[QUOTE=tom;3692513]
The most fundamental problem with the analysis is that they are sampling on the dependent variable – international showjumpers. They have a list of international showjumpers (their dependent variable) and they are sorting the showjumpers into their respective motherlines. Then they are ranking the motherlines by the number of international showjumpers each motherline has produced.
What is wrong with this approach? You are an epidemiologist so let’s use an example from your field. Let’s say there has been a large increase in brain cancer deaths in a jurisdiction and you are asked to investigate it.
An inexperienced researcher will develop a study that contains, let’s say, all the people who died of brain cancer and then try to identify causes. The inexperienced researcher notes that 98.8% of the people who died of brain cancer watched Monday Night Football and this variable is the one that the greatest number of brain cancer patients shared. There you go! Monday Night Football must have caused the brain cancer!
But of course that is a silly conclusion.
A more appropriate technique woud have been to have drawn a random sample (of some type, a purely random sample would not provide enough cases of people with brain cancer since the incidence of brain cancer is still low in the population despite the spike in cases) to estimate a model that attempts to discriminate (to sort) between those with brain cancer and those without. And you could use a statistical estimator such as discriminant analysis or logistic regression (died of brain cancer = 1 and not developed brain cancer = 0) to test your theory. And if your theory is good, and your data are good, and you have enough statistical power you might find one or more variables that are important predictors/explainers, from both a substantive (remember Monday Night Football?) and a statistical point of view, of why certain people died of brain cancer and others did not. And included in that model would have to be control variables such as age, sex, race, etc. – variables that may be correlated to your key independent viables but are themselves certainly not possible causes of brain cancer.
In the case of these mare families we have a similar problem of sampling on the dependent varable. The authors took as their population to be studied the population of international showjumpers (i.e., the brain cancer casualties). They should have taken as their population to be studied the entire population of each mare family (i.e., the brain cancer casualties AND the people without brain cancer) and then sorted each mare family into those horses that are/were international showjumpers and those that are/were not. So the solution is so much easier here with the mare families than it is with the cancer study: all they have to do is control for the size of each mare family! Simple.

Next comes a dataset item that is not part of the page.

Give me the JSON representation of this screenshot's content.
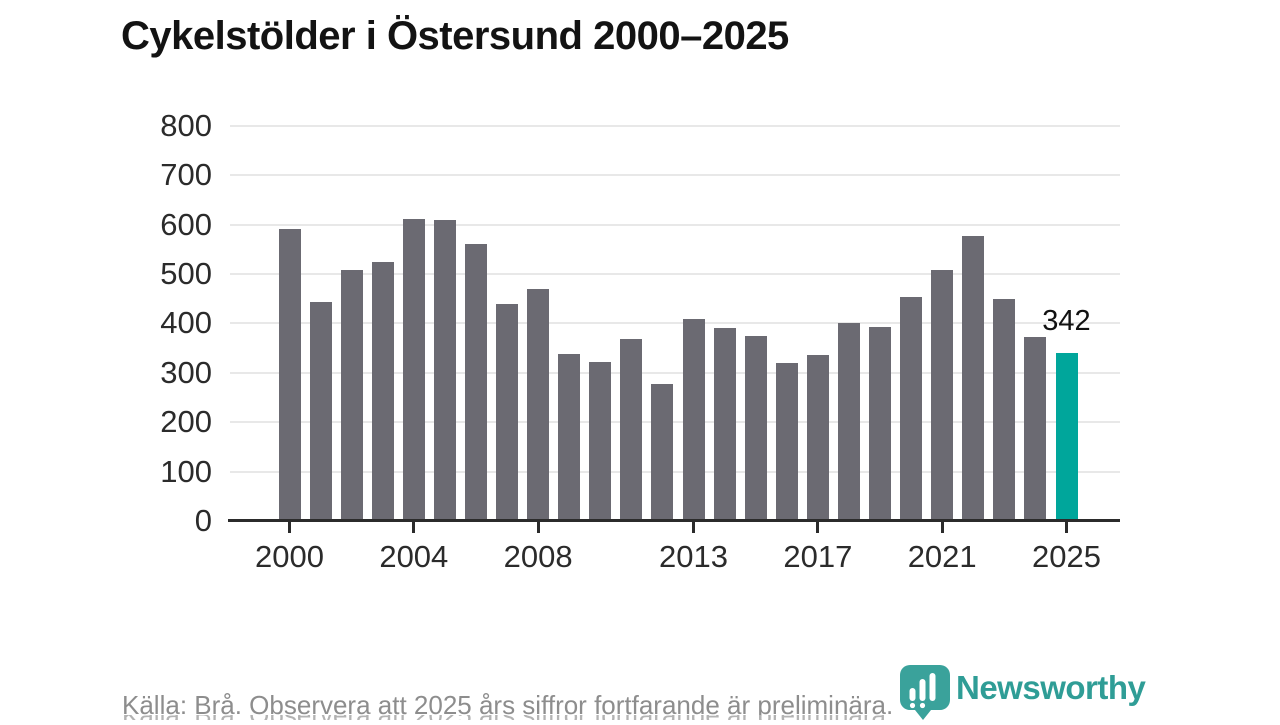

Let me give another example. Ireland (was and maybe still is) the second largest exporter of software in the world after the USA. So the USA is like the most successful motherline in the study and Ireland is like the second most successful motherline in the study. But wait a minute. Ireland has only about 1.5 percent of the total US population. So on a per capita basis Ireland is a much more “powerful” exporter of software than the USA.
Or consider whose record is more impressive in producing Nobel Laureates in Literature? Ireland has one-third (4) the number of Nobel prizes in literature as does the USA (12). Who impresses you the most by their production of Nobels in Literature? Ireland or the USA? For me the answer is easy: Ireland.
Let’s go back to the mare families. For this ranking to have any utility we have to know the denominator, how many horses are in each of the mare families. We know stamm 776 is big. But how big is it? If we took into account the size of each of the mare families would the ranking be the same? Holding size of the mareline constant does the ranking stay the same? Or do the positions shift dramatically once we take into account how many horses are in each mare family?
Is stamm 776’s production of international showjumpers impressive? I do not know and the only way to truly know is if we control for size. And the most reader-friendly way to do that is to compute a rate – number of international showjumpers per 100 horses in each motherline.
Without controlling for the size of the mare family and/or computing a rate we simply have no idea which mare families are truly powerful producers of international showjumpers and which ones only appear to be so because they are so big.[/QUOTE]Been reading this forum off and on for what, 10 years… or however long it’s been around… this discussion is one of the most useful ever. Thank you.